Writer and Director: Lucy J Skilbeck
Reviewer: David Doyle
You might know St. Catherine from the Catherine Wheel, and you almost certainly know at least something of Joan of Arc. JOAN is their story, or at least it will be once Catherine shows up, until then this is about Joan. Lucy J Skilbeck’s exploration of the life of Joan of Arc combines elements of theatre and cabaret to create a powerful exploration of gender and oppression.
Performed as a solo-show by Lucy Jane Parkinson, JOAN utilises elements of drag to bring to the fore its exploration of the gender politics of Joan’s life. Parkinson’s performance is sensational and effortlessly charming. It is the use of drag king performance that elevates the piece dramatically. The decision to have transformations overt and played out on stage as part of the performance is an important one that foregrounds the grander themes of the piece.
The choice to explore the life of Joan of Arc is a quietly political one. Taking a prominent figure within the Catholic faith and reinterpreting their life through queer performance is a gamble but one which in the deft hands of Skilbeck and Parkinson pays off.
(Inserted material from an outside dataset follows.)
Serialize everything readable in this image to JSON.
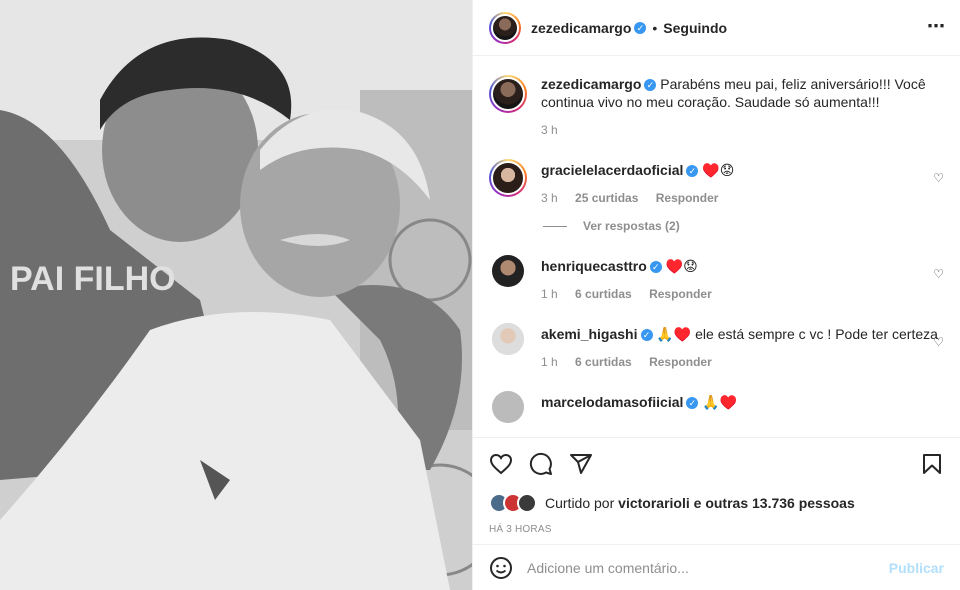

The piece never feels needlessly provocative and instead keeps a breeziness that makes it all the more gripping in its final moments.
At a time when gender and the expression of one’s gender are under constant scrutiny, JOAN provides a powerful and insightful look into the subject through one of history’s most famous people. In doing so Skilbeck has managed to add to the current discussion while interrogating the legacy of history. The piece always manages to keep a lightheartedness to what it’s doing, and this coupled with clever writing, and a majestic performance makes the show a powerful and astute look at gender.